Gen. Kwiatkowski urodził się 5 maja 1950 roku w Mazurach na Rzeszowszczyźnie. Był absolwentem Technikum Leśnego w Krasiczynie. Służbę w wojsku rozpoczął 1969 roku w Wyższej Szkole Oficerskiej Wojsk Zmechanizowanych we Wrocławiu.
Pierwsze stanowisko służbowe dowódcy plutonu objął w 29. Pułku Czołgów w Żaganiu. Przez następne lata dowodził kompanią piechoty w tej jednostce, zdobywając tytuł "Wzorowego Dowódcy". W 1976 roku został mianowany na stopień porucznika. W 1977 roku został skierowany na studia na Akademii Sztabu Generalnego Wojska Polskiego. Po ich ukończeniu i awansie na stopień kapitana, w roku 1980 został skierowany do 6. Dywizji Powietrzno-Desantowej w Krakowie, gdzie pełnił służbę na stanowiskach dowódczych i sztabowych. Od 1985 roku major, od 1988 podpułkownik.

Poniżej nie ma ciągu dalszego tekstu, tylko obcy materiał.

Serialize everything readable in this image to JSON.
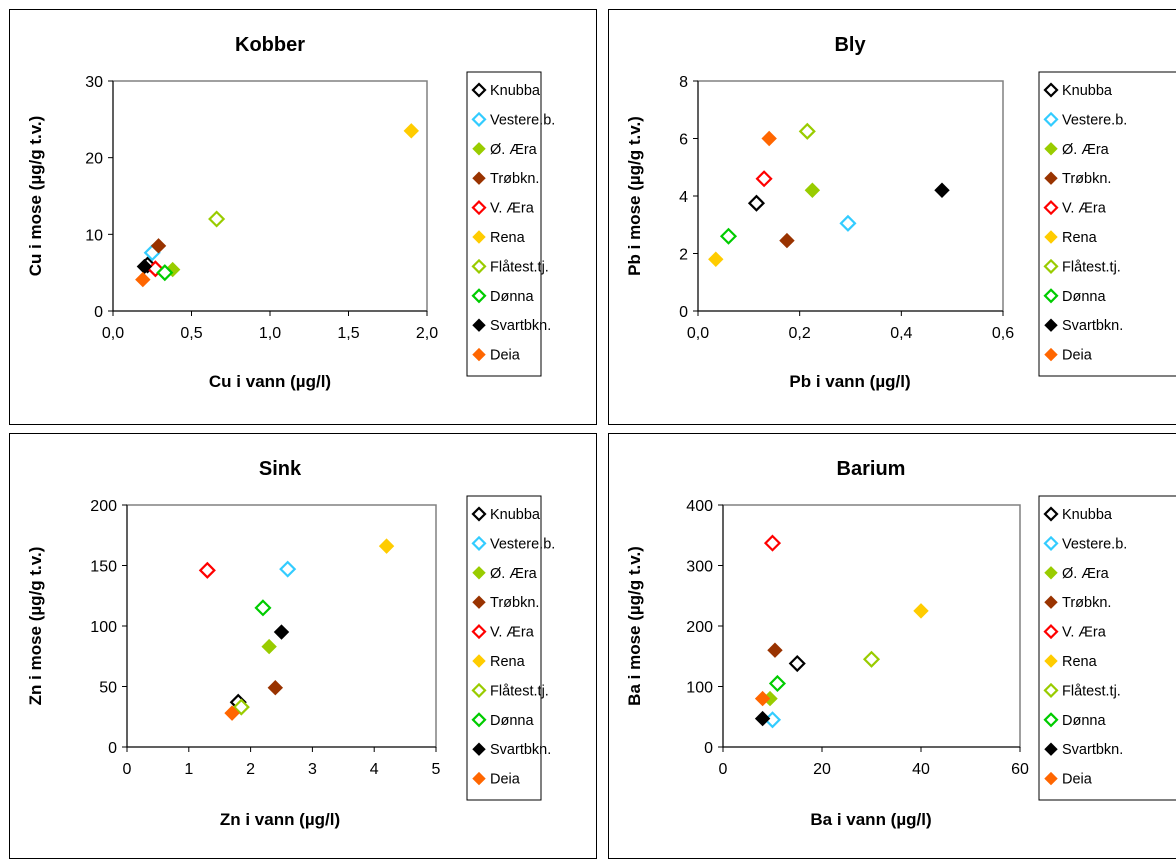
{
  "legend_colors": {
    "Knubba": "#000000",
    "Vestere.b.": "#33ccff",
    "Ø. Æra": "#99cc00",
    "Trøbkn.": "#993300",
    "V. Æra": "#ff0000",
    "Rena": "#ffcc00",
    "Flåtest.tj.": "#99cc00",
    "Dønna": "#00cc00",
    "Svartbkn.": "#000000",
    "Deia": "#ff6600"
  },
  "chart_data": [
    {
      "type": "scatter",
      "title": "Kobber",
      "xlabel": "Cu i vann (µg/l)",
      "ylabel": "Cu i mose (µg/g t.v.)",
      "xlim": [
        0,
        2
      ],
      "ylim": [
        0,
        30
      ],
      "x_ticks": [
        "0,0",
        "0,5",
        "1,0",
        "1,5",
        "2,0"
      ],
      "y_ticks": [
        "0",
        "10",
        "20",
        "30"
      ],
      "legend": "right",
      "series": [
        {
          "name": "Knubba",
          "marker": "open",
          "x": 0.22,
          "y": 6.0
        },
        {
          "name": "Vestere.b.",
          "marker": "open",
          "x": 0.25,
          "y": 7.6
        },
        {
          "name": "Ø. Æra",
          "marker": "filled",
          "x": 0.38,
          "y": 5.4
        },
        {
          "name": "Trøbkn.",
          "marker": "filled",
          "x": 0.29,
          "y": 8.5
        },
        {
          "name": "V. Æra",
          "marker": "open",
          "x": 0.27,
          "y": 5.5
        },
        {
          "name": "Rena",
          "marker": "filled",
          "x": 1.9,
          "y": 23.5
        },
        {
          "name": "Flåtest.tj.",
          "marker": "open",
          "x": 0.66,
          "y": 12.0
        },
        {
          "name": "Dønna",
          "marker": "open",
          "x": 0.33,
          "y": 5.0
        },
        {
          "name": "Svartbkn.",
          "marker": "filled",
          "x": 0.2,
          "y": 5.8
        },
        {
          "name": "Deia",
          "marker": "filled",
          "x": 0.19,
          "y": 4.1
        }
      ]
    },
    {
      "type": "scatter",
      "title": "Bly",
      "xlabel": "Pb i vann (µg/l)",
      "ylabel": "Pb i mose (µg/g t.v.)",
      "xlim": [
        0,
        0.6
      ],
      "ylim": [
        0,
        8
      ],
      "x_ticks": [
        "0,0",
        "0,2",
        "0,4",
        "0,6"
      ],
      "y_ticks": [
        "0",
        "2",
        "4",
        "6",
        "8"
      ],
      "legend": "right",
      "series": [
        {
          "name": "Knubba",
          "marker": "open",
          "x": 0.115,
          "y": 3.75
        },
        {
          "name": "Vestere.b.",
          "marker": "open",
          "x": 0.295,
          "y": 3.05
        },
        {
          "name": "Ø. Æra",
          "marker": "filled",
          "x": 0.225,
          "y": 4.2
        },
        {
          "name": "Trøbkn.",
          "marker": "filled",
          "x": 0.175,
          "y": 2.45
        },
        {
          "name": "V. Æra",
          "marker": "open",
          "x": 0.13,
          "y": 4.6
        },
        {
          "name": "Rena",
          "marker": "filled",
          "x": 0.035,
          "y": 1.8
        },
        {
          "name": "Flåtest.tj.",
          "marker": "open",
          "x": 0.215,
          "y": 6.25
        },
        {
          "name": "Dønna",
          "marker": "open",
          "x": 0.06,
          "y": 2.6
        },
        {
          "name": "Svartbkn.",
          "marker": "filled",
          "x": 0.48,
          "y": 4.2
        },
        {
          "name": "Deia",
          "marker": "filled",
          "x": 0.14,
          "y": 6.0
        }
      ]
    },
    {
      "type": "scatter",
      "title": "Sink",
      "xlabel": "Zn i vann (µg/l)",
      "ylabel": "Zn i mose (µg/g t.v.)",
      "xlim": [
        0,
        5
      ],
      "ylim": [
        0,
        200
      ],
      "x_ticks": [
        "0",
        "1",
        "2",
        "3",
        "4",
        "5"
      ],
      "y_ticks": [
        "0",
        "50",
        "100",
        "150",
        "200"
      ],
      "legend": "right",
      "series": [
        {
          "name": "Knubba",
          "marker": "open",
          "x": 1.8,
          "y": 37
        },
        {
          "name": "Vestere.b.",
          "marker": "open",
          "x": 2.6,
          "y": 147
        },
        {
          "name": "Ø. Æra",
          "marker": "filled",
          "x": 2.3,
          "y": 83
        },
        {
          "name": "Trøbkn.",
          "marker": "filled",
          "x": 2.4,
          "y": 49
        },
        {
          "name": "V. Æra",
          "marker": "open",
          "x": 1.3,
          "y": 146
        },
        {
          "name": "Rena",
          "marker": "filled",
          "x": 4.2,
          "y": 166
        },
        {
          "name": "Flåtest.tj.",
          "marker": "open",
          "x": 1.85,
          "y": 33
        },
        {
          "name": "Dønna",
          "marker": "open",
          "x": 2.2,
          "y": 115
        },
        {
          "name": "Svartbkn.",
          "marker": "filled",
          "x": 2.5,
          "y": 95
        },
        {
          "name": "Deia",
          "marker": "filled",
          "x": 1.7,
          "y": 28
        }
      ]
    },
    {
      "type": "scatter",
      "title": "Barium",
      "xlabel": "Ba i vann (µg/l)",
      "ylabel": "Ba i mose (µg/g t.v.)",
      "xlim": [
        0,
        60
      ],
      "ylim": [
        0,
        400
      ],
      "x_ticks": [
        "0",
        "20",
        "40",
        "60"
      ],
      "y_ticks": [
        "0",
        "100",
        "200",
        "300",
        "400"
      ],
      "legend": "right",
      "series": [
        {
          "name": "Knubba",
          "marker": "open",
          "x": 15,
          "y": 138
        },
        {
          "name": "Vestere.b.",
          "marker": "open",
          "x": 10,
          "y": 45
        },
        {
          "name": "Ø. Æra",
          "marker": "filled",
          "x": 9.5,
          "y": 80
        },
        {
          "name": "Trøbkn.",
          "marker": "filled",
          "x": 10.5,
          "y": 160
        },
        {
          "name": "V. Æra",
          "marker": "open",
          "x": 10,
          "y": 337
        },
        {
          "name": "Rena",
          "marker": "filled",
          "x": 40,
          "y": 225
        },
        {
          "name": "Flåtest.tj.",
          "marker": "open",
          "x": 30,
          "y": 145
        },
        {
          "name": "Dønna",
          "marker": "open",
          "x": 11,
          "y": 105
        },
        {
          "name": "Svartbkn.",
          "marker": "filled",
          "x": 8,
          "y": 47
        },
        {
          "name": "Deia",
          "marker": "filled",
          "x": 8,
          "y": 80
        }
      ]
    }
  ]
}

W 1992 roku jako pierwszy polski oficer ukończył studnia podyplomowe w Akademii Dowodzenia Bundeswehry w Hamburgu w Niemczech. Po powrocie do kraju został skierowany do pracy do Oddziału Planowania Operacyjnego Zarządu Operacyjnego w Sztabie Generalnym Wojska Polskiego. W 1993 roku objął stanowisko w Dowództwie Krakowskiego Okręgu Wojskowego jako Szef Oddziału Rozpoznania i Walki Radio-Elektronicznej.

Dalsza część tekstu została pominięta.